Don’t bother aiming for the stars, life on the ground is both more fun and generally more rewarding since the stars are inhabited by those who invariably know more people and wield more influence than you can muster. Your soul will also benefit by avoiding elitist ways and embracing the view that all men are created equal enough to belong to any club.

Clubs haunt Rich for all the reasons that flow from this strange interaction over the years. His NYAC membership with the incumbent denial of the “conventions of the club” are a constant reminder that we are none of us immune to the songs from the mountain. WCC was about golf, but not attending events and cotillions left one on the outside with the golf starter so the social graces were unavoidable. The two perfect clubs were the Cornell Club and the Ithaca Country Club. Both are 100% diverse and egalitarian. If you have the modest membership dollars you are by all rights equal in the eyes of the club. Play or don’t play. Party of don’t party. It is all the same to them. They are collective businesses for the convenience of the members. All clubs should be like that.

Every holiday season, Rich is invited to The Metropolitan Club, one of the nicest and most exclusive clubs in the City. If he was dogmatic in his beliefs he would decline, but his middle-world sensibilities cause him to attend. The marvel of attending a Metropolitan Club event thrown by a Jewish member and then crossing the street to the Harmony Club, where a non-Jewish member throws his annual gathering is interesting.
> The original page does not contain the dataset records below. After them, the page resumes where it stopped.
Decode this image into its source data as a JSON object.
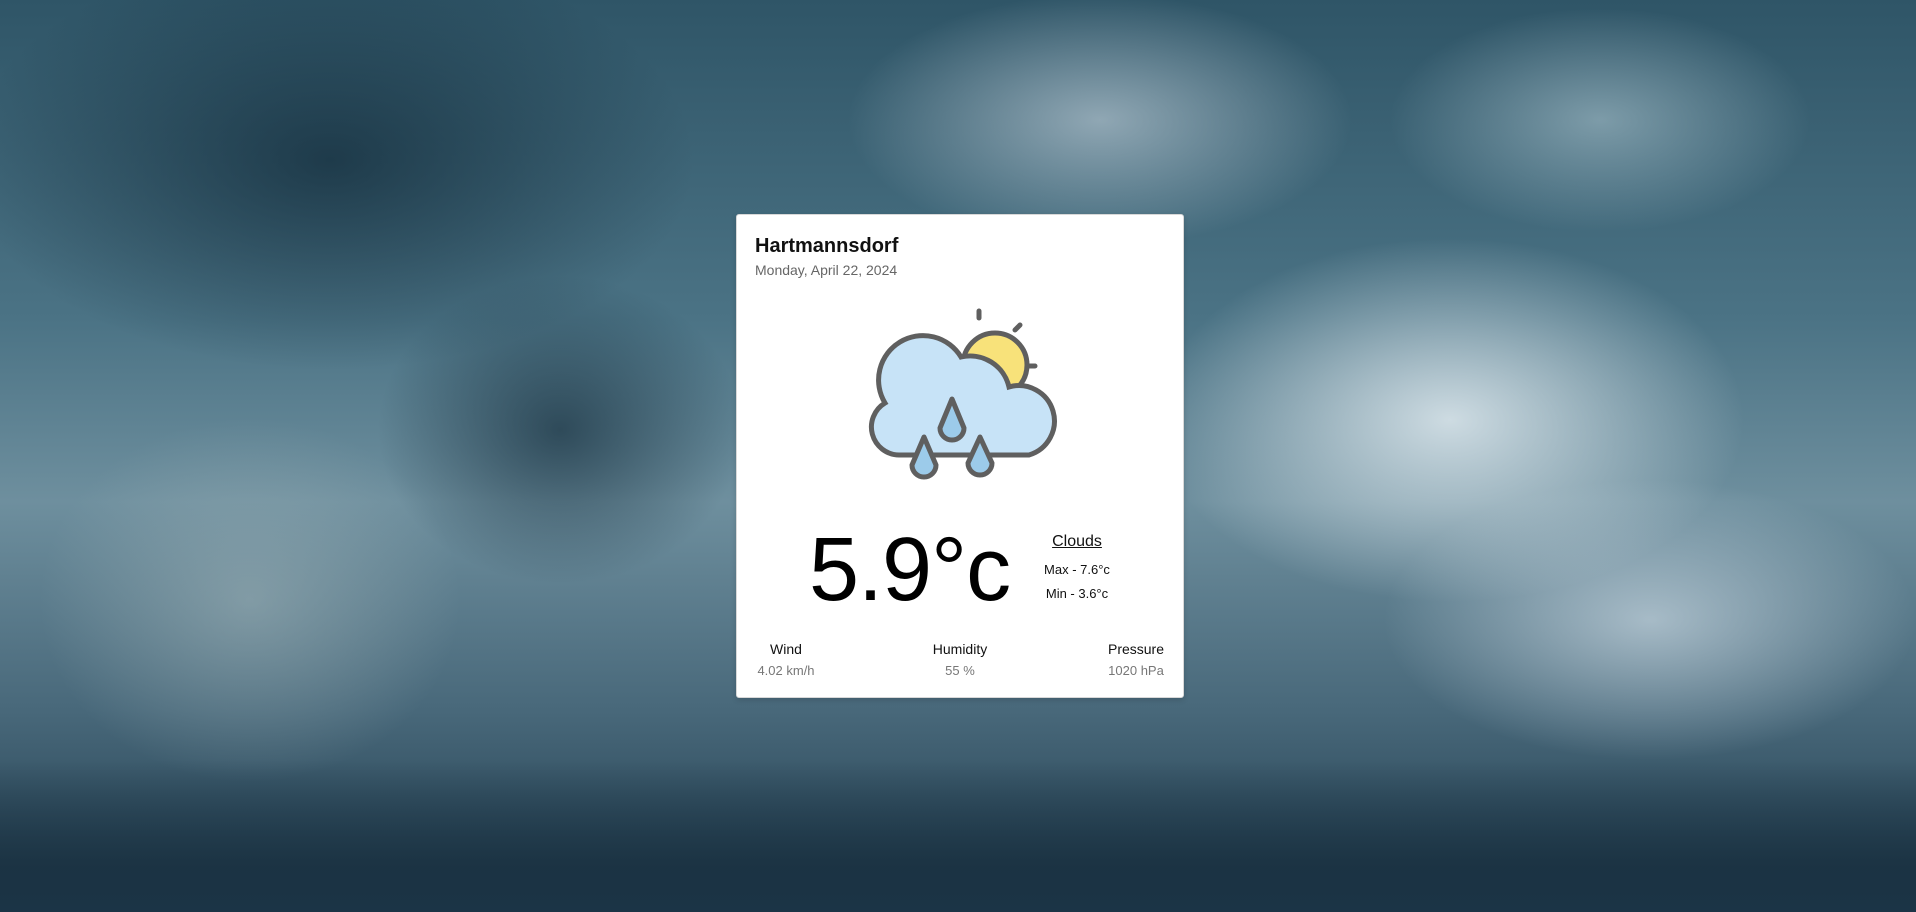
{
  "weather": {
    "city": "Hartmannsdorf",
    "date": "Monday, April 22, 2024",
    "icon": "cloud-sun-rain-icon",
    "temperature": "5.9°c",
    "condition": "Clouds",
    "max": "Max - 7.6°c",
    "min": "Min - 3.6°c"
  },
  "stats": {
    "wind_label": "Wind",
    "wind_value": "4.02 km/h",
    "humidity_label": "Humidity",
    "humidity_value": "55 %",
    "pressure_label": "Pressure",
    "pressure_value": "1020 hPa"
  },
  "colors": {
    "cloud_fill": "#c7e3f7",
    "sun_fill": "#f8e27a",
    "drop_fill": "#9ccbea",
    "outline": "#5f5f5f"
  }
}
The one restricted Jews and the other was set up for Jews across the street to restrict non-Jews. Now both work hard to ignore their heritage.

Equally interesting is that the Metropolitan Club was founded by many members of the Uber-wealthy set of landed Staten Island families that included the Vanderbilts and others. In today’s world, Staten Island is unrighteously scorned by New Yorkers and the outer-most of the outer-boroughs. Go figure.
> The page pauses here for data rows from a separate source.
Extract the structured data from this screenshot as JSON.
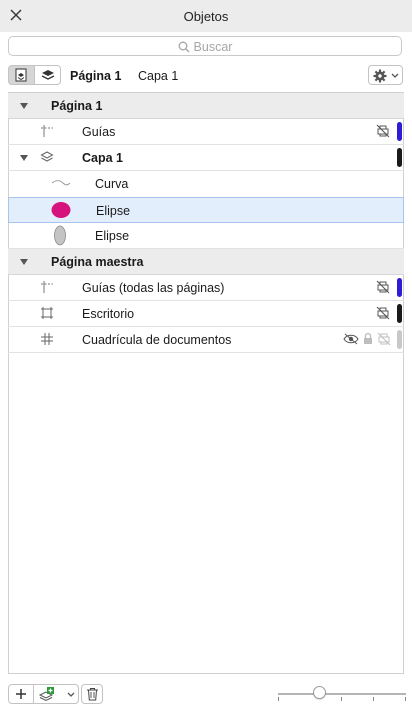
{
  "window": {
    "title": "Objetos"
  },
  "search": {
    "placeholder": "Buscar"
  },
  "toolbar": {
    "page_label": "Página 1",
    "layer_label": "Capa 1"
  },
  "colors": {
    "guides_bar": "#2e1cd6",
    "layer_bar": "#1a1a1a",
    "ellipse_fill": "#d6127c",
    "selected_bg": "#e3eefc",
    "grid_bar": "#c8c8c8"
  },
  "tree": {
    "page1": {
      "label": "Página 1"
    },
    "guides": {
      "label": "Guías"
    },
    "layer1": {
      "label": "Capa 1"
    },
    "curve": {
      "label": "Curva"
    },
    "ellipse_selected": {
      "label": "Elipse"
    },
    "ellipse2": {
      "label": "Elipse"
    },
    "master": {
      "label": "Página maestra"
    },
    "master_guides": {
      "label": "Guías (todas las páginas)"
    },
    "desktop": {
      "label": "Escritorio"
    },
    "grid": {
      "label": "Cuadrícula de documentos"
    }
  }
}
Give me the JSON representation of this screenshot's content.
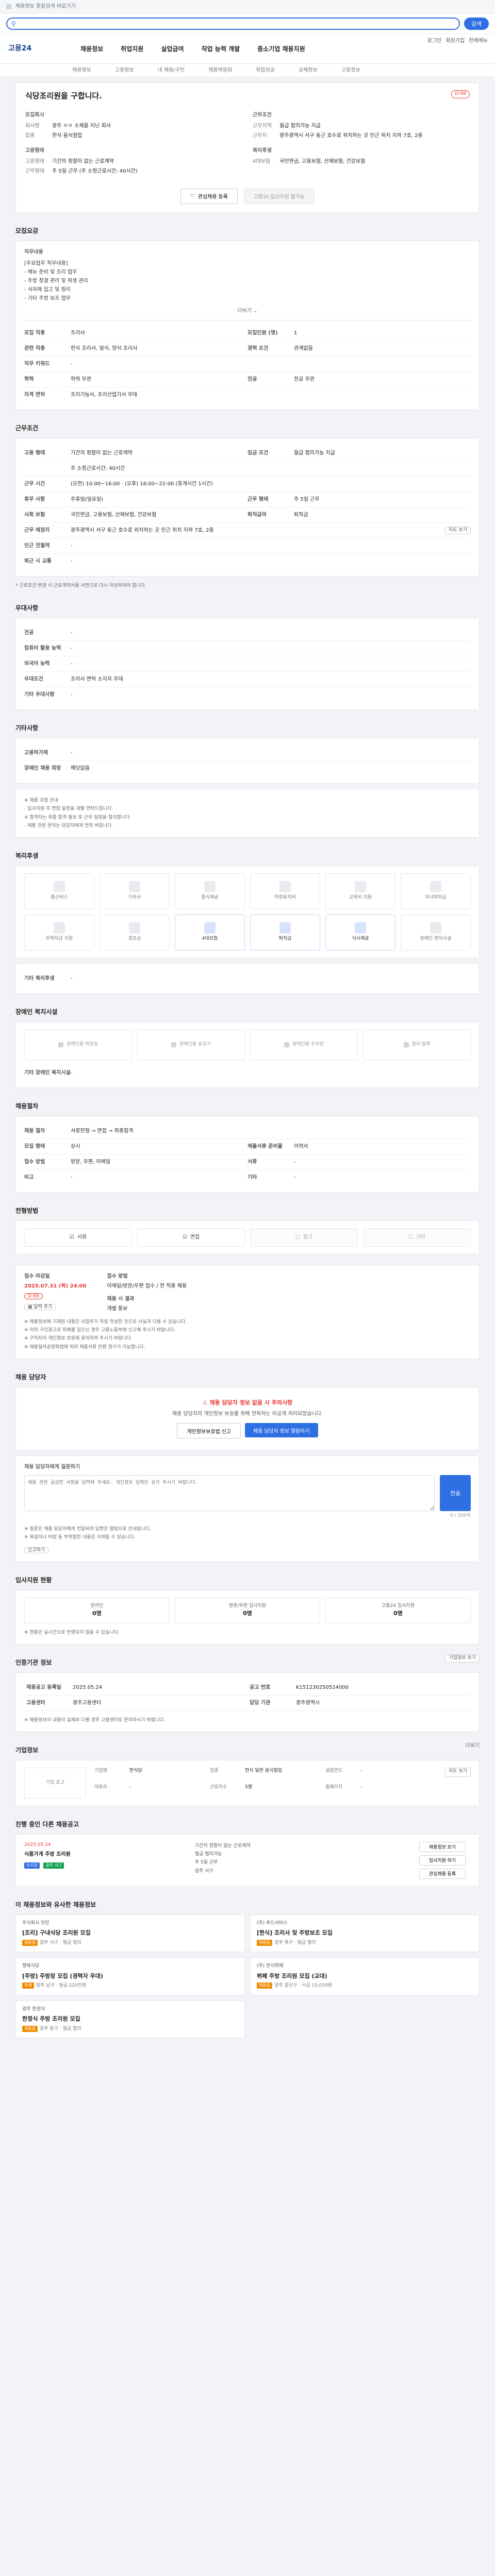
{
  "topbar": {
    "notice": "채용정보 통합검색 바로가기",
    "links": [
      "로그인",
      "회원가입"
    ]
  },
  "search": {
    "placeholder": "",
    "button": "검색"
  },
  "header": {
    "logo": "고용24",
    "links": [
      "로그인",
      "회원가입",
      "전체메뉴"
    ],
    "gnb": [
      "채용정보",
      "취업지원",
      "실업급여",
      "직업 능력 개발",
      "중소기업 채용지원"
    ],
    "lnb": [
      "채용정보",
      "고용정보",
      "내 채용/구인",
      "채용박람회",
      "취업성공",
      "공채정보",
      "고용정보"
    ]
  },
  "job": {
    "title": "식당조리원을 구합니다.",
    "dday": "D-68",
    "company_label": "모집회사",
    "company_rows": [
      {
        "k": "회사명",
        "v": "광주 ㅇㅇ 소재을 지닌 회사"
      },
      {
        "k": "업종",
        "v": "한식 음식점업"
      }
    ],
    "condition_label": "근무조건",
    "condition_rows": [
      {
        "k": "근무지역",
        "v": "월급 협의가능 지급"
      },
      {
        "k": "근무지",
        "v": "광주광역시 서구 둥근 호수로 위치하는 곳 인근 위치 지하 7호, 2층"
      }
    ],
    "hiring_label": "고용형태",
    "hiring_rows": [
      {
        "k": "고용형태",
        "v": "기간의 정함이 없는 근로계약"
      },
      {
        "k": "근무형태",
        "v": "주 5일 근무 (주 소정근로시간: 40시간)"
      }
    ],
    "welfare_label": "복리후생",
    "welfare_rows": [
      {
        "k": "4대보험",
        "v": "국민연금, 고용보험, 산재보험, 건강보험"
      }
    ],
    "scrap_btn": "관심채용 등록",
    "apply_btn": "고용24 입사지원 불가능"
  },
  "recruit": {
    "title": "모집요강",
    "duty_label": "직무내용",
    "duty_text": [
      "[주요업무 직무내용]",
      "- 메뉴 준비 및 조리 업무",
      "- 주방 청결 관리 및 위생 관리",
      "- 식자재 입고 및 정리",
      "- 기타 주방 보조 업무"
    ],
    "more": "더보기",
    "rows": [
      {
        "k": "모집 직종",
        "v": "조리사",
        "k2": "모집인원 (명)",
        "v2": "1"
      },
      {
        "k": "관련 직종",
        "v": "한식 조리사, 일식, 양식 조리사",
        "k2": "경력 조건",
        "v2": "관계없음"
      },
      {
        "k": "직무 키워드",
        "v": "-"
      },
      {
        "k": "학력",
        "v": "학력 무관",
        "k2": "전공",
        "v2": "전공 무관"
      },
      {
        "k": "자격 면허",
        "v": "조리기능사, 조리산업기사 우대"
      }
    ]
  },
  "work": {
    "title": "근무조건",
    "rows": [
      {
        "k": "고용 형태",
        "v": "기간의 정함이 없는 근로계약",
        "k2": "임금 조건",
        "v2": "월급 협의가능 지급"
      },
      {
        "k": "",
        "v": "주 소정근로시간: 40시간"
      },
      {
        "k": "근무 시간",
        "v": "(오전) 10:00~16:00 · (오후) 16:00~22:00 (휴게시간 1시간)"
      },
      {
        "k": "휴무 사항",
        "v": "주휴일(일요일)",
        "k2": "근무 형태",
        "v2": "주 5일 근무"
      },
      {
        "k": "사회 보험",
        "v": "국민연금, 고용보험, 산재보험, 건강보험",
        "k2": "퇴직급여",
        "v2": "퇴직금"
      },
      {
        "k": "근무 예정지",
        "v": "광주광역시 서구 둥근 호수로 위치하는 곳 인근 위치 지하 7호, 2층",
        "k2": "",
        "v2": "지도 보기"
      },
      {
        "k": "인근 전철역",
        "v": "-"
      },
      {
        "k": "퇴근 시 교통",
        "v": "-"
      }
    ],
    "note": "* 근로조건 변경 시 근로계약서를 서면으로 다시 작성하여야 합니다."
  },
  "preference": {
    "title": "우대사항",
    "rows": [
      {
        "k": "전공",
        "v": "-"
      },
      {
        "k": "컴퓨터 활용 능력",
        "v": "-"
      },
      {
        "k": "외국어 능력",
        "v": "-"
      },
      {
        "k": "우대조건",
        "v": "조리사 면허 소지자 우대"
      },
      {
        "k": "기타 우대사항",
        "v": "-"
      }
    ]
  },
  "etc": {
    "title": "기타사항",
    "rows": [
      {
        "k": "고용허가제",
        "v": "-"
      },
      {
        "k": "장애인 채용 희망",
        "v": "해당없음"
      }
    ],
    "notes": [
      "※ 채용 과정 안내",
      "- 입사지원 후 면접 일정을 개별 연락드립니다.",
      "※ 합격자는 최종 합격 통보 후 근무 일정을 협의합니다.",
      "- 채용 관련 문의는 담당자에게 연락 바랍니다."
    ]
  },
  "welfare": {
    "title": "복리후생",
    "items": [
      {
        "name": "통근버스",
        "on": false
      },
      {
        "name": "기숙사",
        "on": false
      },
      {
        "name": "중식제공",
        "on": false
      },
      {
        "name": "차량유지비",
        "on": false
      },
      {
        "name": "교육비 지원",
        "on": false
      },
      {
        "name": "자녀학자금",
        "on": false
      },
      {
        "name": "주택자금 지원",
        "on": false
      },
      {
        "name": "경조금",
        "on": false
      },
      {
        "name": "4대보험",
        "on": true
      },
      {
        "name": "퇴직금",
        "on": true
      },
      {
        "name": "식사제공",
        "on": true
      },
      {
        "name": "장애인 편의시설",
        "on": false
      }
    ],
    "etc_label": "기타 복리후생",
    "etc_value": "-"
  },
  "disability": {
    "title": "장애인 복지시설",
    "items": [
      "장애인용 화장실",
      "장애인용 승강기",
      "장애인용 주차장",
      "점자 블록"
    ],
    "etc_label": "기타 장애인 복지시설",
    "etc_value": "-"
  },
  "process": {
    "title": "채용절차",
    "rows": [
      {
        "k": "채용 절차",
        "v": "서류전형 → 면접 → 최종합격"
      },
      {
        "k": "모집 형태",
        "v": "상시",
        "k2": "제출서류 준비물",
        "v2": "이력서"
      },
      {
        "k": "접수 방법",
        "v": "방문, 우편, 이메일",
        "k2": "서류",
        "v2": "-"
      },
      {
        "k": "비고",
        "v": "-",
        "k2": "기타",
        "v2": "-"
      }
    ]
  },
  "method": {
    "title": "전형방법",
    "items": [
      {
        "name": "서류",
        "on": true
      },
      {
        "name": "면접",
        "on": true
      },
      {
        "name": "필기",
        "on": false
      },
      {
        "name": "기타",
        "on": false
      }
    ]
  },
  "period": {
    "label_deadline": "접수 마감일",
    "deadline": "2025.07.31 (목) 24:00",
    "dday": "D-68",
    "calendar_btn": "달력 추가",
    "label_method": "접수 방법",
    "method": "이메일/방문/우편 접수 / 전 직종 채용",
    "label_result": "채용 시 결과",
    "result": "개별 통보",
    "notes": [
      "※ 채용정보에 기재된 내용은 사업주가 직접 작성한 것으로 사실과 다를 수 있습니다.",
      "※ 허위 구인광고로 피해를 입으신 경우 고용노동부에 신고해 주시기 바랍니다.",
      "※ 구직자의 개인정보 보호에 유의하여 주시기 바랍니다.",
      "※ 채용절차공정화법에 따라 채용서류 반환 청구가 가능합니다."
    ]
  },
  "contact": {
    "title": "채용 담당자",
    "alert": "채용 담당자 정보 없음 시 주의사항",
    "desc": "채용 담당자의 개인정보 보호를 위해 연락처는 비공개 처리되었습니다.",
    "btn_report": "개인정보보호법 신고",
    "btn_contact": "채용 담당자 정보 열람하기",
    "qa_label": "채용 담당자에게 질문하기",
    "qa_placeholder": "채용 관련 궁금한 사항을 입력해 주세요. 개인정보 입력은 삼가 주시기 바랍니다.",
    "qa_count": "0 / 500자",
    "qa_submit": "전송",
    "notes": [
      "※ 질문은 채용 담당자에게 전달되며 답변은 알림으로 안내됩니다.",
      "※ 욕설이나 비방 등 부적절한 내용은 삭제될 수 있습니다."
    ],
    "report_btn": "신고하기"
  },
  "apply_status": {
    "title": "입사지원 현황",
    "items": [
      {
        "name": "온라인",
        "value": "0명"
      },
      {
        "name": "방문/우편 입사지원",
        "value": "0명"
      },
      {
        "name": "고용24 입사지원",
        "value": "0명"
      }
    ],
    "note": "※ 현황은 실시간으로 반영되지 않을 수 있습니다."
  },
  "info": {
    "title": "인증기관 정보",
    "btn": "기업정보 보기",
    "rows": [
      {
        "k": "채용공고 등록일",
        "v": "2025.05.24",
        "k2": "공고 번호",
        "v2": "K151230250524000"
      },
      {
        "k": "고용센터",
        "v": "광주고용센터",
        "k2": "담당 기관",
        "v2": "광주광역시"
      }
    ],
    "note": "※ 채용정보의 내용이 실제와 다를 경우 고용센터로 문의하시기 바랍니다."
  },
  "company": {
    "title": "기업정보",
    "more": "더보기",
    "logo": "기업 로고",
    "rows": [
      {
        "k": "기업명",
        "v": "한식당"
      },
      {
        "k": "업종",
        "v": "한식 일반 음식점업"
      },
      {
        "k": "설립연도",
        "v": "-"
      },
      {
        "k": "대표자",
        "v": "-"
      },
      {
        "k": "근로자수",
        "v": "5명"
      },
      {
        "k": "홈페이지",
        "v": "-"
      }
    ],
    "map_btn": "지도 보기"
  },
  "recent": {
    "title": "진행 중인 다른 채용공고",
    "date": "2025.05.24",
    "job": "식품가게 주방 조리원",
    "tags": [
      "조리원",
      "광주 서구"
    ],
    "items": [
      "기간의 정함이 없는 근로계약",
      "월급 협의가능",
      "주 5일 근무",
      "광주 서구"
    ],
    "buttons": [
      "채용정보 보기",
      "입사지원 하기",
      "관심채용 등록"
    ]
  },
  "similar": {
    "title": "이 채용정보와 유사한 채용정보",
    "items": [
      {
        "co": "주식회사 맛찬",
        "title": "[조리] 구내식당 조리원 모집",
        "meta": "광주 서구 · 월급 협의",
        "tag": "채용중"
      },
      {
        "co": "(주) 푸드서비스",
        "title": "[한식] 조리사 및 주방보조 모집",
        "meta": "광주 북구 · 월급 협의",
        "tag": "채용중"
      },
      {
        "co": "행복식당",
        "title": "[주방] 주방장 모집 (경력자 우대)",
        "meta": "광주 남구 · 월급 220만원",
        "tag": "우대"
      },
      {
        "co": "(주) 한식뷔페",
        "title": "뷔페 주방 조리원 모집 (교대)",
        "meta": "광주 광산구 · 시급 10,030원",
        "tag": "채용중"
      },
      {
        "co": "광주 한정식",
        "title": "한정식 주방 조리원 모집",
        "meta": "광주 동구 · 월급 협의",
        "tag": "채용중"
      }
    ]
  }
}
Last evening Rich and Kim were asked by Bill and Bonnie Fritz to dine with them at the University Club on Fifth Avenue. The University Club is the oldest and most regal club in New York. At its founding, only people in possession of a Baccalaureate degree were eligible to apply. In those days, those were few and far between. What it reminds us is that education is the surest path to social and economic rise. Strangely enough, the University Club gives bargain membership rights to college presidents. Bill is the President of the College of Staten Island, the Staten Island wing of the City University of New York system. That is poignant for several reasons. It costs $6,800 per year to attend CSI and that makes it one of the cheapest accredited colleges around. CSI is also rated very highly as a school focused on the elevation of socio/economic class standing of its matriculants. That makes it a pump-primer of social and economic change and part of the great-leveling initiatives of America. How appropriate that it stares out towards the Statue of Liberty and Ellis Island in that regard. Bill is the last one that should gain admittance to a Club founded on the principle of exclusion, but there he was. And there we were for dinner.

The marble columned lobby and the wood-paneled dining room screamed privilege. The wait staff were mostly minorities and the diners were mostly not. Rich and Kim enjoy Bill and Bonnie’s company, but they found themselves talking of great immigrant monuments of New York, from the Tenement Museum to the Potato Famine Monument. What a strange juxtaposition in this castle of elegance on Fifth Avenue.

There is no answer to this quandary. We live in America, not Bolshevik Russia. People are allowed to join and enjoy clubs like The University Club. They are allowed to strive for economic and social prosperity. Take solace that the club encourages academics like Bill to join because unlike at its founding, education is now more about equality and less about privilege and that’s the way it should be.